Тот самый сантехник. Трилогия
Шрифт:
– Боря, блядь, притормози. Это на мне погоны, а ты в нашу работы не суйся.
– Так я и не собирался. Мне бы самому на работу попасть.
– Тогда зачем ты мне каждого местного бомжа на районе описываешь? – укорил Кишинидзе, написав на листике лишь словосочетание «хуй в пальто». – Ты давай лучше такую примету, по которой сразу определить можно.
– Так он на немецком шпарит! – заявил Боря и добавил тише. – Ну, как в порнухе.

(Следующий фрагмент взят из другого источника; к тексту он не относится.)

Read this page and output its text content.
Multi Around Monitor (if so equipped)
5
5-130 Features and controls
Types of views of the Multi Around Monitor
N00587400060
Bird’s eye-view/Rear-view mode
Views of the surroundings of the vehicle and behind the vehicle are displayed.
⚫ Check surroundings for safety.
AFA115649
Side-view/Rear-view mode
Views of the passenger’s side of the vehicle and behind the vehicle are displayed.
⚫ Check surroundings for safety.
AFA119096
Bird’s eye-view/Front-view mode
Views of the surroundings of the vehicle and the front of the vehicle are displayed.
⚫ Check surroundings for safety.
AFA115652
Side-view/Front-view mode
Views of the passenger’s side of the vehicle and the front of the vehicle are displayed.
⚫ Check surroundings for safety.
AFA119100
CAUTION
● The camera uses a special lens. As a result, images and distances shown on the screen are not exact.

Кишинидзде даже улыбнулся каким-то своим воспоминаниям, повторяя медленно:
–
– Так его какую хуйню не спроси, он ответит «я-я»! Правда сначала ещё яволь говорил, но потом как отрезало.
Старший лейтенант на листике тут же дописал «склонен к выебонам», но для полноценной характеристики этого было недостаточно. Покажи такой листик Хромову – он тебе тут же его поглубже и засунет.
И Кишинидзе тут же листик скомкал, в урну бросил. «Трёхочковым».
Боря, понимая, что следствие буксует, молча достал бумажник. У Кишинидзе тут же глаза загорелись. Но в руке всё ещё была кружка с кофе. И видимо пары в нос ударили.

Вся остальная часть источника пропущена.